I woke up this morning with my 4-year-old in my face, nose to nose, asking why people have skeletons.
Those magical three words you’ve been waiting so long to hear. Red, or white?
Exciting news: I got invited to be on a heist team. Not sure what I’ll be doing exactly but being a “fall guy” sounds important.
This week’s mood.
A birth control commercial with a kid in the backseat screaming “WHAT’S THAT” and a driving parent yelling “I CAN’T SEE WHAT YOU’RE POINTING AT” repeat until everyone is crying
me: *chopping onions*
wife: shouldn’t you use a knife?
me: i took karate lessons for a reason, linda
8: does my meal come with puppypuffs?
me: wut
8:
me: OH hush puppies?
8: oh. Yea
remember the olden days when ambulances didnt have sirens and the doctors inside it had to make the sounds with their mouth’s
Toddlers LOVE to help. Then they get older and are actually able to help… Which is when they start to roll their eyes and complain.

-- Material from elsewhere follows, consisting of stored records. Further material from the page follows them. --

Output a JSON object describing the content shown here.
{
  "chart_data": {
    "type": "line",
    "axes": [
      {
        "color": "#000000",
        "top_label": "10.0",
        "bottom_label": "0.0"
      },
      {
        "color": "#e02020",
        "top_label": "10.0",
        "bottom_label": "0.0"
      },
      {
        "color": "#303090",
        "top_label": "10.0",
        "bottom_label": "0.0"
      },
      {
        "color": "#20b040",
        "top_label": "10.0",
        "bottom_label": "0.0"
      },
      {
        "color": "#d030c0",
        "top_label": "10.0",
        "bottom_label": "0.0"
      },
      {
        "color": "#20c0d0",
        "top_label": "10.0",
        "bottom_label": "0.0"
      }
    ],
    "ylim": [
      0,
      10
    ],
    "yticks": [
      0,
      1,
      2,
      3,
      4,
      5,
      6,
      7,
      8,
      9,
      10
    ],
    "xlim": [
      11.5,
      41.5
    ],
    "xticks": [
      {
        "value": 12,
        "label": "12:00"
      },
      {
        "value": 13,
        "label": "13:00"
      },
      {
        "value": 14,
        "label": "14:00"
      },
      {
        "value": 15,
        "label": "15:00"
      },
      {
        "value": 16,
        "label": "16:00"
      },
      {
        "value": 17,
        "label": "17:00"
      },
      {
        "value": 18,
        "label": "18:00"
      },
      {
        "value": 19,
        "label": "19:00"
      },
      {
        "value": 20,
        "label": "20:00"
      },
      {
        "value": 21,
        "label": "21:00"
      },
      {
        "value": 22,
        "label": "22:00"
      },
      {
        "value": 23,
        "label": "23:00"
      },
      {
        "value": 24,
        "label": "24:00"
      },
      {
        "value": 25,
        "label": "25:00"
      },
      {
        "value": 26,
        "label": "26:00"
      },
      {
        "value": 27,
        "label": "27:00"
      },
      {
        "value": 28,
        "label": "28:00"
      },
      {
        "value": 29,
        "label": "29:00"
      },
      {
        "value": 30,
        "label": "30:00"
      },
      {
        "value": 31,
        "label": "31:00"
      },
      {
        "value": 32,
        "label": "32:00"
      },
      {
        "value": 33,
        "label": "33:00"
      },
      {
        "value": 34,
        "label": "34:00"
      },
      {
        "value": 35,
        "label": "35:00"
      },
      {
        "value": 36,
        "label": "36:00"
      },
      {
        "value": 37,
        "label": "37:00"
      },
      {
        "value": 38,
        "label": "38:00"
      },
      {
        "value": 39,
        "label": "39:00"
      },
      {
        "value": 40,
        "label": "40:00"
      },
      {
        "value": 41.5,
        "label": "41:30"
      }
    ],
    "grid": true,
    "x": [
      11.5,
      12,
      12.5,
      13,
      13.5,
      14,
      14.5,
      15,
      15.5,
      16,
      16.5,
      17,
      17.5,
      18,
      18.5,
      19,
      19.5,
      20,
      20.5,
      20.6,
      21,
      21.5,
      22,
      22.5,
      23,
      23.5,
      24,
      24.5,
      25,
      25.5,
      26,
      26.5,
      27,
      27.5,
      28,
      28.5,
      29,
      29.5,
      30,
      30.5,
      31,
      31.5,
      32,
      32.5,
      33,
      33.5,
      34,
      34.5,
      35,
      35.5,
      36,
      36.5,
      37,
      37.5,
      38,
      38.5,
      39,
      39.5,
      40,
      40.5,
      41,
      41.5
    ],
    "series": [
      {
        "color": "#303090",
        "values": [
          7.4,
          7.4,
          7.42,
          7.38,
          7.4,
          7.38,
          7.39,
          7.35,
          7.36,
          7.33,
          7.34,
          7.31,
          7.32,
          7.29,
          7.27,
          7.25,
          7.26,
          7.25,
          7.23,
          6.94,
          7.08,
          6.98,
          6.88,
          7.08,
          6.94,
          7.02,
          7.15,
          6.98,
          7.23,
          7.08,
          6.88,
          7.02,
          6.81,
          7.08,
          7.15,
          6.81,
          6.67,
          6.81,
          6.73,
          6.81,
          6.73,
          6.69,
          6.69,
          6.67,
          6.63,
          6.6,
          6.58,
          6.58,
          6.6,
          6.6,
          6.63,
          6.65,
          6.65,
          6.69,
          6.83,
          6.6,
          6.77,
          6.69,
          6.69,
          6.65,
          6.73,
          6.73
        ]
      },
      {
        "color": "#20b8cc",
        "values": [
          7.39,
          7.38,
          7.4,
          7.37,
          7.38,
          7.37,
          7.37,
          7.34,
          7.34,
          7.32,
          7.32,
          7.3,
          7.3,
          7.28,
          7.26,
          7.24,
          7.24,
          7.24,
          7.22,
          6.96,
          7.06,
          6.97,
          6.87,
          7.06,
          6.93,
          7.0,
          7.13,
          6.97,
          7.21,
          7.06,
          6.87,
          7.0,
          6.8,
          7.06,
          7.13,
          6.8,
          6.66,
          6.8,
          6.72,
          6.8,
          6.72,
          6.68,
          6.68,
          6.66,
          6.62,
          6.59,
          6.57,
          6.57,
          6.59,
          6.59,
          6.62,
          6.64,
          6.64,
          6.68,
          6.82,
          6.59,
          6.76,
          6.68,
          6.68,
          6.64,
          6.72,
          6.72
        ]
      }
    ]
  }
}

My 7-year-old told me she wants a pet chinchilada. Do I find this at the pet store or a Mexican restaurant?
Since the first one was such a smash hit, why didn’t they ever make a Titanic 2?
“Waiter, I’d like to send this back”
-m’am, I believe that’s your husband.
Him: “Can we have a Doritos themed wedding?” Me: “no.” Him: “well, what kind of chips would you prefer?”
by not dating me, you are tragically missing out on me saying “have you seen this tik tok” every 20 minutes until you die
The bathroom just ran out of paper towels, so obviously I had to wipe my hands on the next person I passed in the hallway.
A Florida police dog is being fired after biting two people; but to be fair, who wouldn’t want to hurt people from Florida?
Magician: Is this your card?
Me: Oh my god, it is!
Magician: Well thank you, it’s very thoughtful and heartfelt.
Me: You’re welcome. Happy Birthday.
I spent 5 min. in the dark trying to get my charger in my phone. I’m embarrassed & I feel like I owe some dudes from high school an apology.
Babies won’t eat food unless they think it’s an airplane because all humans are born believing they’re godzilla.
Take your husband’s last name. Take his first name. Take his social. Assume his identity. Hide the body in a closet. You’re the husband now.
Me: You got that talent from me!
13yo: Don’t take credit for my genuis!
Ever since I bought this Queen mattress I’ve got shivers down my spine, body’s aching all the time.